Fossilised diatomite from Middlemarch is being field tested as a fertiliser and soil conditioner in Australia and around Dunedin in what could become a replacement or alternative for the standard hard-fertiliser traditionally used on farms.
Chief executive of Featherston Resources Ltd Tim Goodacre confirmed samples had recently been sent to Australia for testing on grain crops.
Small trial tests were also under way on cherry orchards around Dunedin.
"We want to develop a fertiliser alternative to traditional hard fertiliser, which will also build up soil condition and structure as well as [the usual] nutrients from fertiliser," he said when contacted in South Yarra, Victoria, yesterday.
Mr Goodacre was targeting development of a environmentally friendly natural product of several components, and while the recipe was commercially sensitive, it would include a mix of diatomite and fish nutrients, he said.
However, Mr Goodacre stressed the diatomite project was still in its trial stages, and while hoping to have New Zealand results in a year's time, it could take several years to build up year-on-year trial results in Australia.
"We have been encouraged by the trials [on cherries] around Dunedin.
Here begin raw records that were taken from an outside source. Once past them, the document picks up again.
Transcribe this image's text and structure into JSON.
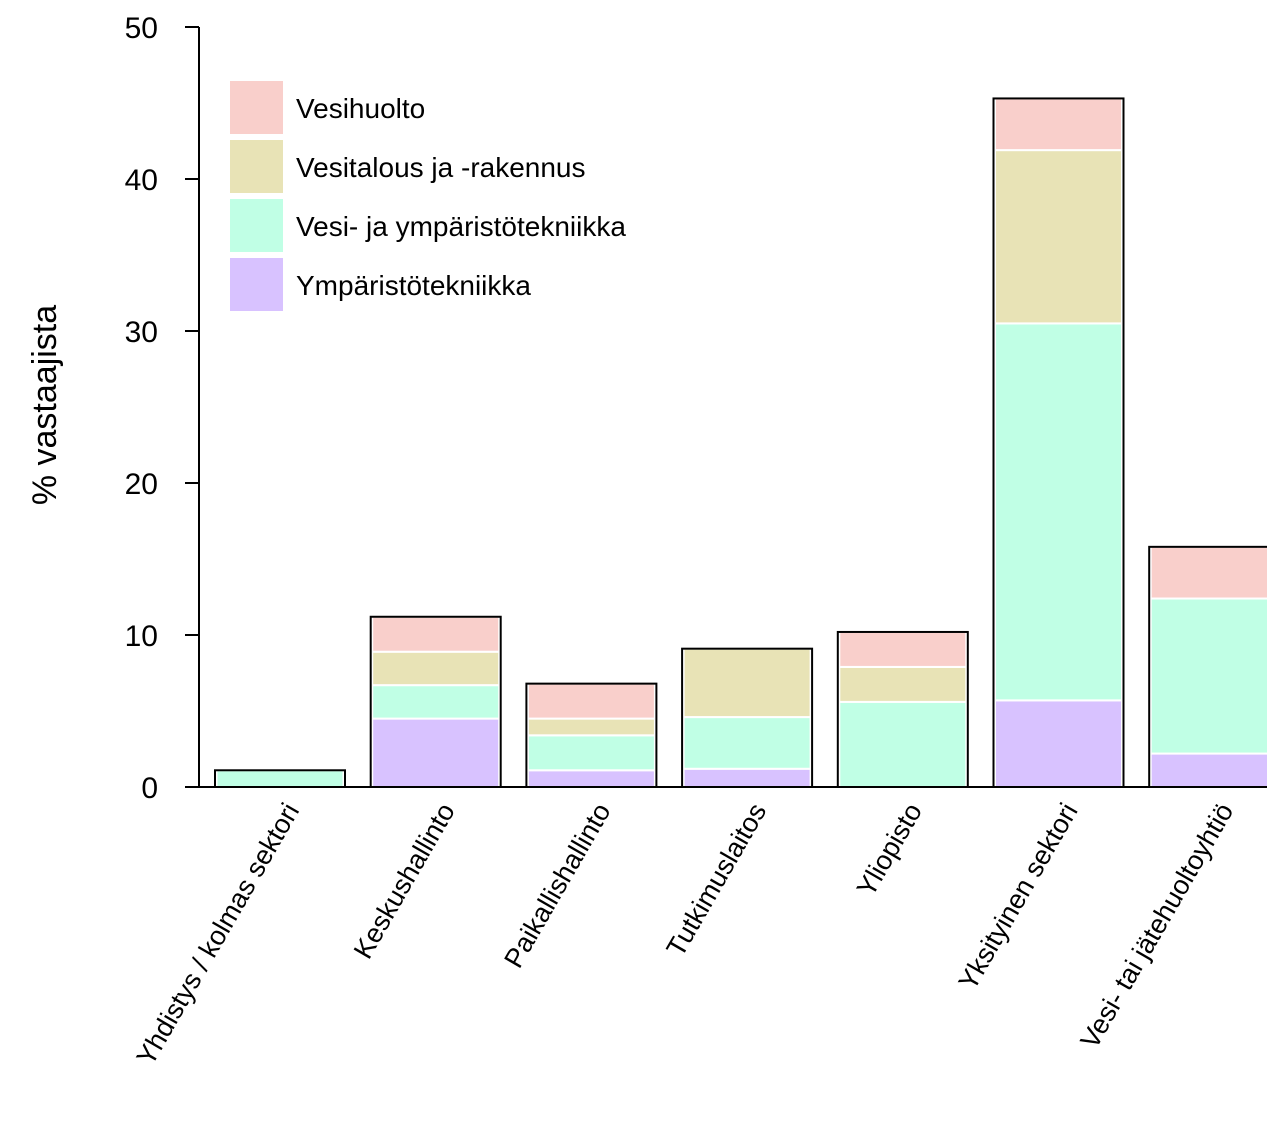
{
  "chart_data": {
    "type": "bar",
    "stacked": true,
    "title": "",
    "xlabel": "",
    "ylabel": "% vastaajista",
    "ylim": [
      0,
      50
    ],
    "yticks": [
      0,
      10,
      20,
      30,
      40,
      50
    ],
    "grid": false,
    "legend_position": "top-left",
    "categories": [
      "Yhdistys / kolmas sektori",
      "Keskushallinto",
      "Paikallishallinto",
      "Tutkimuslaitos",
      "Yliopisto",
      "Yksityinen sektori",
      "Vesi- tai jätehuoltoyhtiö"
    ],
    "series": [
      {
        "name": "Ympäristötekniikka",
        "color": "#d8c2ff",
        "values": [
          0,
          4.5,
          1.1,
          1.2,
          0,
          5.7,
          2.2
        ]
      },
      {
        "name": "Vesi- ja ympäristötekniikka",
        "color": "#c0ffe5",
        "values": [
          1.1,
          2.2,
          2.3,
          3.4,
          5.6,
          24.8,
          10.2
        ]
      },
      {
        "name": "Vesitalous ja -rakennus",
        "color": "#e8e3b6",
        "values": [
          0,
          2.2,
          1.1,
          4.5,
          2.3,
          11.4,
          0
        ]
      },
      {
        "name": "Vesihuolto",
        "color": "#f9cfcb",
        "values": [
          0,
          2.3,
          2.3,
          0,
          2.3,
          3.4,
          3.4
        ]
      }
    ]
  }
}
Grain in Australia could take two to three years to fully trial," he said.
In early September, it was revealed the country's largest fertiliser company was investigating reopening New Zealand's only phosphate resource, in South Otago, which could potentially save farmers nearly $1 billion a year in imported phosphate rock. Ravensdown Fertiliser Co-operative said a deposit at Clarendon had become commercially viable as the world price of phosphate rock rose from $75 a tonne in 2007 to $740 a tonne recently.
Diatomite is the fossilised remains of up to 100,000 different varieties of microscopic water-borne algae called diatoms, impregnated with silica, which when mined resembles hard fertiliser such as limestone or phosphate.
It is used as fertiliser, an insect repellent in agriculture and home applications and also white-wash for buildings.
In New Zealand, it is at present only mined near Rotorua by Enfrik, but is mined elsewhere around the world.
Mr Goodacre said the company, through its shareholders, have had access and mineral permits covering the Middlemarch deposits from Crown Minerals for several years.
Featherson shareholders had spent "several million" to date on trialling extracts from the "substantial" deposit, which he believed had a "more than 20-year" mining lifespan, but was yet to be substantiated.
A diatomite product was made through "simple low-energy processing" and could be exported or sold domestically, but Mr Goodacre said it was too early to estimate mining or development costs.
"This could eventually become an important product for the region, in its development and jobs," Mr Goodacre said.
Featherston Resources Ltd was registered in December 1997 and has 57.1 million shares with more than 140 separate shareholders.
More than 70 are in New Zealand, including stakeholders based in Dunedin, Cromwell and Invercargill.
There are about 60 in Australia, six in the United Kingdom, three in Hong Kong and one each in the United States and Singapore.